Le fascisme bénéficie non pas des votes, mais de l'appui que lui accorde la bourgeoisie pour qu'il fournisse ses troupes de choc contre le prolétariat. Aujourd'hui que le P.R.L. est encore trop faible, il fait ses meetings sous la protection de la police du "socialiste" Le Troquer. Demain, quand le P.R.L. s'attaquera aux meetings ouvriers, la police NE VIENDRA PAS PROTEGER CEUX-CI.
Le fascisme ne peut, d'un autre côté, gagner la sympathie populaire et croître en tant que mouvement de masses, que parce qu'il est alimenté par la politique des chefs "ouvriers" dirigée contre les masses travailleuses, qui discrédite et compromet les Partis ouvriers.
Céder au chantage des chefs "ouvriers" ("votez pour nous"), c'est leur permettre de se prévaloir des votes ouvriers pour justifier la continuation de leur politique. Mais si nous nous désolidarisons des dirigeants traîtres en leur signifiant un vote de blâme, et QU'EN MEME TEMPS NOUS BRISONS ET DESARMONS LES BANDES FASCISTES, nous pouvons sortir de l'impasse.

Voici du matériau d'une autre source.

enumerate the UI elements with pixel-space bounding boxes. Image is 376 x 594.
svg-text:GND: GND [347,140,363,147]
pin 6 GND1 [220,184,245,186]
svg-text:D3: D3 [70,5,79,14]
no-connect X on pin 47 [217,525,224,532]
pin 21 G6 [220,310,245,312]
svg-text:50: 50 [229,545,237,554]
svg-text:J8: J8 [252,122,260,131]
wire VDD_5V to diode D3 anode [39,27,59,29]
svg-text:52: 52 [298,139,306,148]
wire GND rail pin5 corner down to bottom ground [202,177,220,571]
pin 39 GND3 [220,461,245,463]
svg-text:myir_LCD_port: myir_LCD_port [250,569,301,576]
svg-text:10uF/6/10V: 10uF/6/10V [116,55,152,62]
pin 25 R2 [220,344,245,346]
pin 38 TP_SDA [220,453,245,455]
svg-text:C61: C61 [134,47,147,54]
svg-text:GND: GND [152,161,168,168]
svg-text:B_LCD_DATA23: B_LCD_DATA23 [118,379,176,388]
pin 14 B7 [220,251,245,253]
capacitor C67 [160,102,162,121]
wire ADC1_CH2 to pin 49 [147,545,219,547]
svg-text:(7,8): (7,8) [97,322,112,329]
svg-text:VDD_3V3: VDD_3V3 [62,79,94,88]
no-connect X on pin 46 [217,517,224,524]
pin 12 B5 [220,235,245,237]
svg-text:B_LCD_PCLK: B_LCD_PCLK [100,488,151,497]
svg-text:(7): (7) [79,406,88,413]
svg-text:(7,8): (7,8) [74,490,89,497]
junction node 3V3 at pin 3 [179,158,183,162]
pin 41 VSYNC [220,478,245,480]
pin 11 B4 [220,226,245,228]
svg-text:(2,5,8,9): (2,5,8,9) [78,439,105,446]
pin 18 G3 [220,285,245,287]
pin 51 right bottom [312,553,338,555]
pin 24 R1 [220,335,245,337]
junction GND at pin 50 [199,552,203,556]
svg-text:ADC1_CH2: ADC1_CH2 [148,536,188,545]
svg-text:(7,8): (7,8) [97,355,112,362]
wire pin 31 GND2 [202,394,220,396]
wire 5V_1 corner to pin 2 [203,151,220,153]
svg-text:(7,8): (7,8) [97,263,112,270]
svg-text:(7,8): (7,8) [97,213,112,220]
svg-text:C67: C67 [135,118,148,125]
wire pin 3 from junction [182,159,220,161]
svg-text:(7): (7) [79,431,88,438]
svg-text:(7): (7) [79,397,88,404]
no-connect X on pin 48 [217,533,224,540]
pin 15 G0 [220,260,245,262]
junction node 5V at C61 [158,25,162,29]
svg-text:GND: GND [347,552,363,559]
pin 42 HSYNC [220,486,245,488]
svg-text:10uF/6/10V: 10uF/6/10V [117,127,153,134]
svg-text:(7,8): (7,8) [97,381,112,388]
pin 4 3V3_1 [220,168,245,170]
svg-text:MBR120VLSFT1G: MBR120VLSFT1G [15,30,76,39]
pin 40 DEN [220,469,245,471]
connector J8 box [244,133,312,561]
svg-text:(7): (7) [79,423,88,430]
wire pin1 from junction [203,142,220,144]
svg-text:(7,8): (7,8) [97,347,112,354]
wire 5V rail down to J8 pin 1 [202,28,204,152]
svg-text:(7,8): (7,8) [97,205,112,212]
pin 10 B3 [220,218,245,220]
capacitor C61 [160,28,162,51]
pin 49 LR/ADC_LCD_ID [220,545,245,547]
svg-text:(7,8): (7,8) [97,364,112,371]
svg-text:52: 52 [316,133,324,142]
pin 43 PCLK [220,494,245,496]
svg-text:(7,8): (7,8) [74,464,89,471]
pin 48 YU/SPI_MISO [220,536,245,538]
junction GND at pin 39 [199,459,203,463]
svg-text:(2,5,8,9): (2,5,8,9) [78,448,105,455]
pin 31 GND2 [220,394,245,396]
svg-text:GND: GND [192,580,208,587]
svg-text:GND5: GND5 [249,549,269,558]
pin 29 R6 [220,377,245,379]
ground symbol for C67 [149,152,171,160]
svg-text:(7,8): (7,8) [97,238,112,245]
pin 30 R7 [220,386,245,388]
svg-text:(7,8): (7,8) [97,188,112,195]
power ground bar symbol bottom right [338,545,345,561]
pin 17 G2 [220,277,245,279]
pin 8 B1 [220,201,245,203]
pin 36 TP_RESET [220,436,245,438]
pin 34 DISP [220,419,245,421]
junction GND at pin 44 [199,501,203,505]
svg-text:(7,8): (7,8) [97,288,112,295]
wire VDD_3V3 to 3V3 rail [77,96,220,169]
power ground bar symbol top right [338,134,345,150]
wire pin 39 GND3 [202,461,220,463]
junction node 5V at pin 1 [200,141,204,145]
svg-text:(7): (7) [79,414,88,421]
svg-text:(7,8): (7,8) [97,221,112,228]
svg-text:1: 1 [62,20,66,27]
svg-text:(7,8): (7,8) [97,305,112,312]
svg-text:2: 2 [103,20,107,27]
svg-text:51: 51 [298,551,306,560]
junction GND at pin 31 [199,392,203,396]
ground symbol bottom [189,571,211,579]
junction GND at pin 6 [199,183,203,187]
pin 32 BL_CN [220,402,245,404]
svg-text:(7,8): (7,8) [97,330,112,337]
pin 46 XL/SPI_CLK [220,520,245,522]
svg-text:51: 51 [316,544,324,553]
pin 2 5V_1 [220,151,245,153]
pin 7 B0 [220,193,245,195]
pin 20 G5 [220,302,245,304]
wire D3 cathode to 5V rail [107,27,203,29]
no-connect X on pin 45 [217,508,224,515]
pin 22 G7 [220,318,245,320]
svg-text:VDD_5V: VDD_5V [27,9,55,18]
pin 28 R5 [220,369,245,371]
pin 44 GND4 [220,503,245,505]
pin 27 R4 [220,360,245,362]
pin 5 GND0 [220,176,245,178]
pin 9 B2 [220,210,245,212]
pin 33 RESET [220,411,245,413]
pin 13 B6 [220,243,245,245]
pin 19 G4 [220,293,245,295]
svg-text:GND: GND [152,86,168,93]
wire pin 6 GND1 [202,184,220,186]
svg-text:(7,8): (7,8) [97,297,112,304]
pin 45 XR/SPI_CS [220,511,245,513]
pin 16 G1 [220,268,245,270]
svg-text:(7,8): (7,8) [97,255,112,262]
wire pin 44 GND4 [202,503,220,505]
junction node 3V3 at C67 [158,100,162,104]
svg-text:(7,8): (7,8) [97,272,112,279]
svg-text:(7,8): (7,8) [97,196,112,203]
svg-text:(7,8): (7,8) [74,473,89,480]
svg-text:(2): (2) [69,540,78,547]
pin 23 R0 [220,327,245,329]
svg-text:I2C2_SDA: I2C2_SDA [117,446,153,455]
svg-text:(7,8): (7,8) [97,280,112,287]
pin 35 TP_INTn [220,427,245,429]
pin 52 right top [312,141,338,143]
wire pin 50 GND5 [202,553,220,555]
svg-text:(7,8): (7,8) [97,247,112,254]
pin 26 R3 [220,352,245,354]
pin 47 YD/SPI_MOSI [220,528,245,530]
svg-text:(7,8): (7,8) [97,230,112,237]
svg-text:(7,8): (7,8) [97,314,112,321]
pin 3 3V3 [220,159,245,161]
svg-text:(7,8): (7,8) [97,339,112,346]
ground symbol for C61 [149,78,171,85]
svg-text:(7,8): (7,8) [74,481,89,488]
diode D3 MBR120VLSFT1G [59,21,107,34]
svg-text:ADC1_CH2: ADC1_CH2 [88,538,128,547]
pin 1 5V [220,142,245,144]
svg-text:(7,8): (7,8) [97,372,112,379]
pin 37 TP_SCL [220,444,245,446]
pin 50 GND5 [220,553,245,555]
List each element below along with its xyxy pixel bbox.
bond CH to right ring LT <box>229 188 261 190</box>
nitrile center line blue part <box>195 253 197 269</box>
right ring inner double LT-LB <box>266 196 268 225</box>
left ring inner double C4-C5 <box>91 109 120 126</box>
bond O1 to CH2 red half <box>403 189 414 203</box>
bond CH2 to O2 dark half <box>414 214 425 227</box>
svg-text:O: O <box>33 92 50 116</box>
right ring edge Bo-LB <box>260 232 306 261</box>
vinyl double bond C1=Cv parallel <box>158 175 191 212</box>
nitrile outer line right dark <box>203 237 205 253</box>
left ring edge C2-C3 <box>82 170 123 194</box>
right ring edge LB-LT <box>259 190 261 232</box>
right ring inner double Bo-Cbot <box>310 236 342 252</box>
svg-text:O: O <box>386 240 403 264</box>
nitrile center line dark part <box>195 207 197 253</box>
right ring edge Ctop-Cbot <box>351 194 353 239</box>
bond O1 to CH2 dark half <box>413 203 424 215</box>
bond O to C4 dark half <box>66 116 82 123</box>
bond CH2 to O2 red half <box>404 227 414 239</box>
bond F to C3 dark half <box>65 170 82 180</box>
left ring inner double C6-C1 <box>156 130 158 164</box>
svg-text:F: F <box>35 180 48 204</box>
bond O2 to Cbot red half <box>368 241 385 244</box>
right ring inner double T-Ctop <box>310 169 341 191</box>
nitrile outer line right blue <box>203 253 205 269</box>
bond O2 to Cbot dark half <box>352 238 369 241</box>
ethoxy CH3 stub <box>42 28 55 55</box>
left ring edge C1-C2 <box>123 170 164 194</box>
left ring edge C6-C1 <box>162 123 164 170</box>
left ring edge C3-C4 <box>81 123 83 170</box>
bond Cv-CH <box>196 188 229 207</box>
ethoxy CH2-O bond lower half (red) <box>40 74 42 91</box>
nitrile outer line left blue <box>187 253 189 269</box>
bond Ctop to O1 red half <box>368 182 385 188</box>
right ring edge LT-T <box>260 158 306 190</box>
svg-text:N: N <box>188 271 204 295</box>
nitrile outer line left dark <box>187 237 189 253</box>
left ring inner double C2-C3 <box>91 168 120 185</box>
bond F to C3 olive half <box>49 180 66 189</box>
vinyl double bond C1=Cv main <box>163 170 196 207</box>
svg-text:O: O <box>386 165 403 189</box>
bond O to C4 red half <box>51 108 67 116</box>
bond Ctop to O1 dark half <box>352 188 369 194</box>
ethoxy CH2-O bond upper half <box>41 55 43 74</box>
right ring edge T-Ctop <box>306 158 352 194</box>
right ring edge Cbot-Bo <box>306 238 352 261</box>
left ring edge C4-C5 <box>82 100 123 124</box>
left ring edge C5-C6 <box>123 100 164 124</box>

D'un côté, organiser contre les bandes fascistes la lutte physique et les empêcher de se réunir ; d'un autre côté, empêcher nos propres dirigeants pourris d'étrangler le mouvement ouvrier, lutter avec esprit de conséquence contre le capitalisme affameur, pour les revendications ouvrières, c'est là la seule façon d'écraser la réaction. Par contre, si nous ne menons pas cette lutte directe contre le patronat et le fascisme, aucun vote au monde ne nous sauvera, comme l'ont bien montré l'exemple de l'Allemagne et de l'Italie.
Si nous ne cédons pas au chantage des dirigeants pourris, si nous nous désolidarisons d'eux, si nous leur signifions notre mécontentement par un vote de blâme, si nous protestons par un vote blanc contre leur système électoral anti-démocratique, qui vise à éliminer les combattants prolétariens, et qu'en même temps nous détruisons par la force les bandes fascistes et luttons avec esprit de conséquence pour nos revendications, nous écraserons la réaction en même temps que nous nous débarrasserons des dirigeants traîtres dont la politique prépare la voie du fascisme.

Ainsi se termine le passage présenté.